Jill Abramson, executive editor of the Times, sent a letter to the paper’s staff requesting buyouts from 30 non-union newsroom managers, according to Christina Haughney, who posted the news Monday on the Times’ Media Decoder blog. Abramson stressed that the Times’ efforts so far to reduce newsroom expenses were not enough at a time when print advertising revenues continue to dry up at a troubling pace.
Should 30 employees not volunteer, the Times will enact layoffs. Guild members are also being offered the chance to volunteer for the buyouts, but they will not be forced to take them.
“There is no getting around the hard news that the size of the newsroom staff must be reduced,” Abramson wrote. “I hope the needed savings can be achieved through voluntary buyouts, but if not, I will be forced to go to layoffs among the excluded staff.”
The economic downturn coupled with the migration of readers from print to the Internet has been devastating for the Times Co., which also owns the Boston Globe and the International Herald Tribune. The paywall enacted on NYTimes.com in 2011 has been, by most measures, a success. Defying predictions by naysayers who said the paper risked eroding its audience and walling itself into irrelevance, the Times Co. publications have managed to rack up some 566,000 paying digital subscribers since the paywall went up. For the last quarter, paid subscriptions helped the company make $234.9 million in circulation revenue, up 7 percent from $218.6 million.

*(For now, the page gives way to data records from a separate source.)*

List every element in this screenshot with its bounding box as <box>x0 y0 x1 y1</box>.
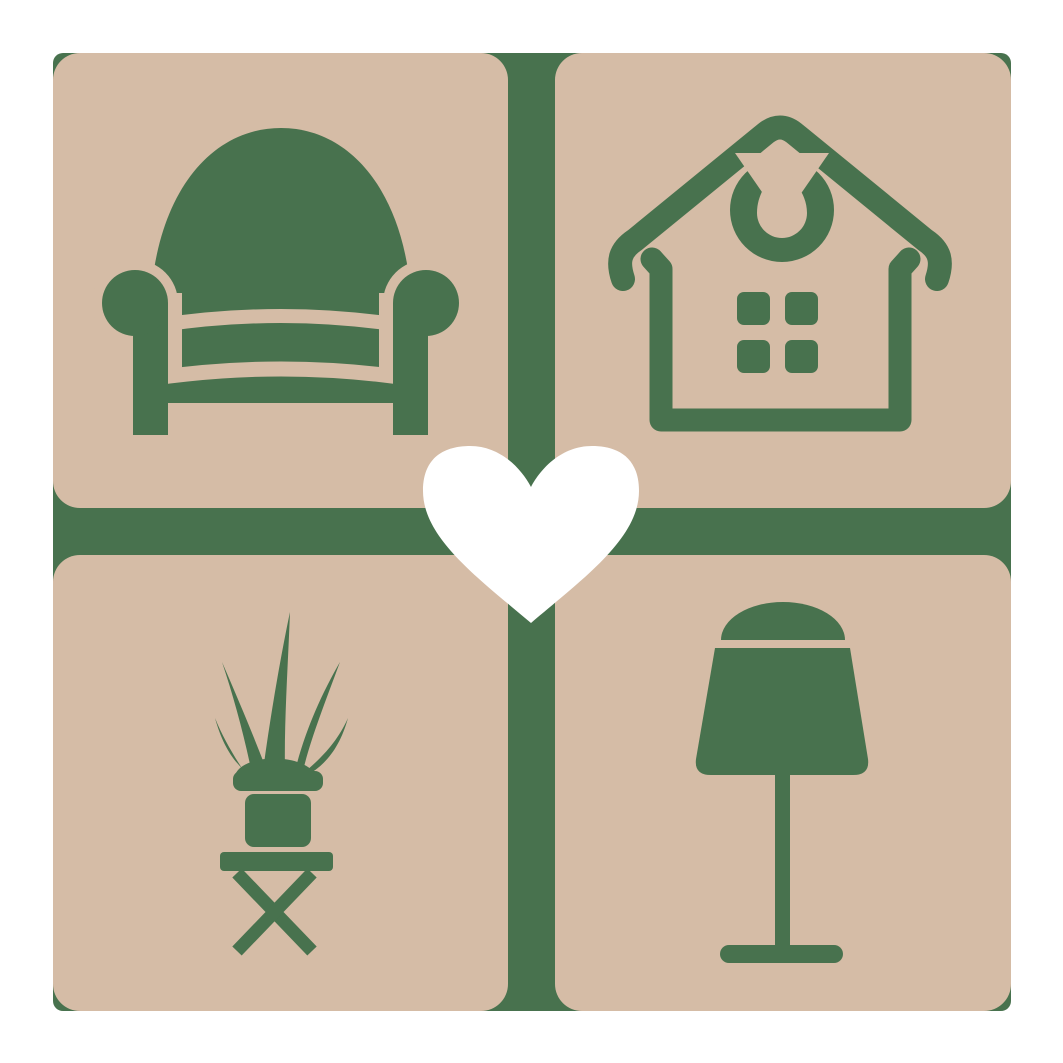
logo-graphic <box>0 0 1063 1063</box>
tile-potted-plant <box>53 555 508 1011</box>
lamp-shade <box>696 648 868 775</box>
window-pane <box>785 340 818 373</box>
tile-table-lamp <box>555 555 1011 1011</box>
lamp-stem <box>775 775 790 947</box>
pot-rim <box>233 771 323 791</box>
window-pane <box>737 292 770 325</box>
stool-top <box>220 852 333 871</box>
tile-armchair <box>53 53 508 508</box>
window-pane <box>785 292 818 325</box>
armchair-arm-left <box>102 270 168 336</box>
armchair-side-gap-left <box>168 293 182 373</box>
pot-body <box>245 794 311 847</box>
logo-canvas <box>0 0 1063 1063</box>
armchair-arm-right <box>393 270 459 336</box>
armchair-side-gap-right <box>379 293 393 373</box>
tile-house <box>555 53 1011 508</box>
window-pane <box>737 340 770 373</box>
lamp-base <box>720 945 843 963</box>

However, that boost was not enough to offset the continuing freefall of print advertising revenue, which declined 10.9 percent for the last quarter following an 8 percent decline for the quarter before.
In a memo to staffers, posted Monday on the Observer, Times publisher Arthur Sulzberger Jr. said other options had been exhausted and staff reductions are necessary if the Times wants to continue its role as a global leader of news and information. “These are financially challenging times,” he wrote. “While our digital subscription plan has been highly successful, the advertising climate remains volatile and we don’t see this changing in the near future.”
The Times, like all newspaper companies, is still adjusting to a new reality in which large newsrooms and costly reporting simply cannot be supported by digital revenues alone. According to figures from the U.S. Labor Department, newspaper industry employment has declined by 40 percent in the last decade. In April, research firm IBISWorld ranked newspaper publishing No. 5 on the list of the country’s fastest-dying industries.
The Times has struggled to defy that trend, beefing up its digital staff in recent years in an effort to remain competitive in the frenzied world of online news. According to Abramson, the Times has a newsroom of about 1,150 employees, roughly the same as what it had in 2003. Now 30 of those employees will face the choice of either accepting a buyout or being laid off.
The Times Co. has trimmed its newsroom no fewer than four times in the last five years. The largest came in 2008 and 2009, when the company announced it would have to lay off 100 newsroom employees each time.
The latest round of layoffs follows 21 months of precarious labor negotiations between the Times management and the Newspaper Guild, which represents union members of the newsroom. On Nov. 13, guild members overwhelmingly approved a new labor contract in a vote of 521 to 64.